E qui facciamo il secondo passo indietro per parlare dell'immanente presidentessa, dalla fisionomia reminiscente della Pinguina dei Blues Brothers e della Signora Trinciabue di Matilda sei mitica.


Samia Suluhu Hassan è la prima donna presidente della Tanzania, succeduta a John Magufuli nel marzo 2021 dopo la sua morte. Prima di diventare presidente, Samia Suluhu aveva servito come Vicepresidente della Tanzania dal 2015. La sua carriera politica è iniziata negli anni '80, con un'ampia esperienza sia a livello regionale che nazionale, inclusi ruoli come Ministra per il turismo, il commercio e gli investimenti nella regione semi-autonoma di Zanzibar. Samia Suluhu è membro del partito Chama Cha Mapinduzi (CCM), il partito socialista dominante in Tanzania sin dalla sua indipendenza. La sua presidenza è spesso rappresentata (in termini propagandistici?) come un tentativo di portare un cambiamento più moderato rispetto al suo predecessore Magufuli, che era noto per le sue politiche autoritarie e il controllo stretto della libertà di stampa e dei diritti civili. Tuttavia la professione di questi intenti non sembra corrispondere alla realtà dei fatti, che sembra essere molto più in continuità con i metodi brutali del suo predecessore; a dispetto dei proclami retorici che la Hassan illustra nelle occasioni pubbliche, i primi anni della sua presidenza sono stati caratterizzati da repressioni degli oppositori e brutalità poliziesche e restrizioni della libertà di stampa.

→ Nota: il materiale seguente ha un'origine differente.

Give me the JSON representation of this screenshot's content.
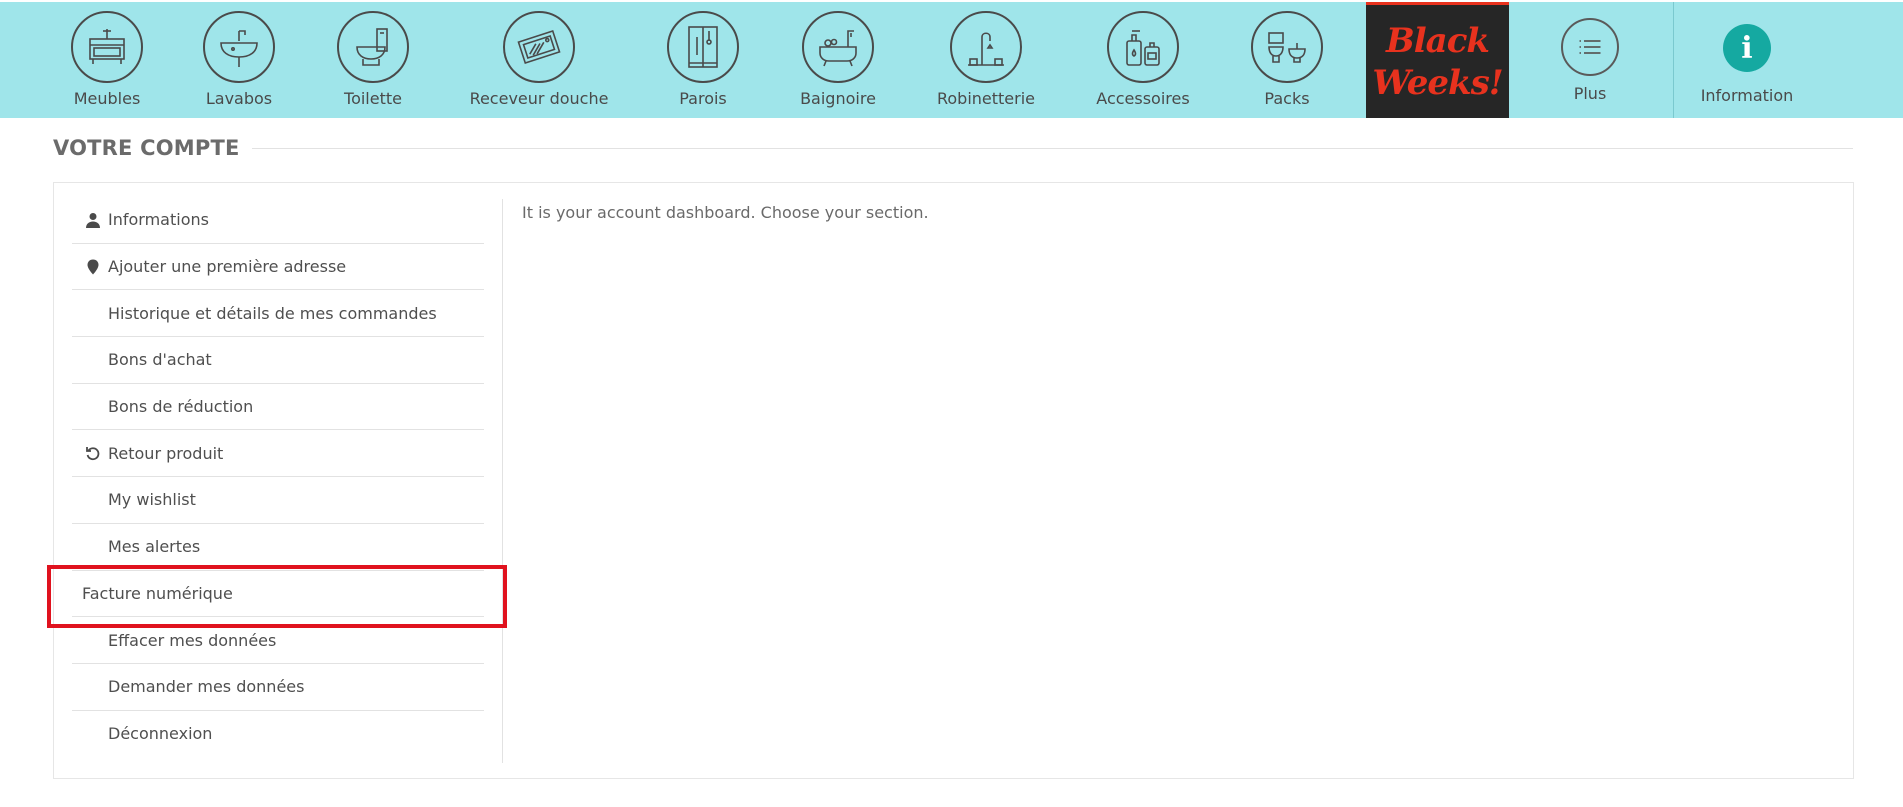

All'indomani delle sua elezione, nel corso di una conferenza stampa, le fu chiesto se avesse intenzione di avviare da subito il programma di riforme costituzionali da molti caldeggiato e la risposta fu perentoria: no, prima viene l'economia; e allora non meraviglia se l'attuale governo della Tanzania, guidato da Samia Suluhu, sembra aver abbracciato una strategia che considera i Masai più un ostacolo che una risorsa: "Il governo della Tanzania ha deciso di destinare queste terre alla conservazione per il turismo e la caccia," ha dichiarato in un comunicato ufficiale il Ministro delle Risorse Naturali e del Turismo della Tanzania, Damas Ndumbaro. "Questa decisione è stata presa per il bene del nostro sviluppo economico." Alla dichiarazione del Ministro del Turismo ha fatto eco la leader progressista, o sedicente tale: "Il mio governo è impegnato a proteggere le risorse naturali del nostro paese per le generazioni future".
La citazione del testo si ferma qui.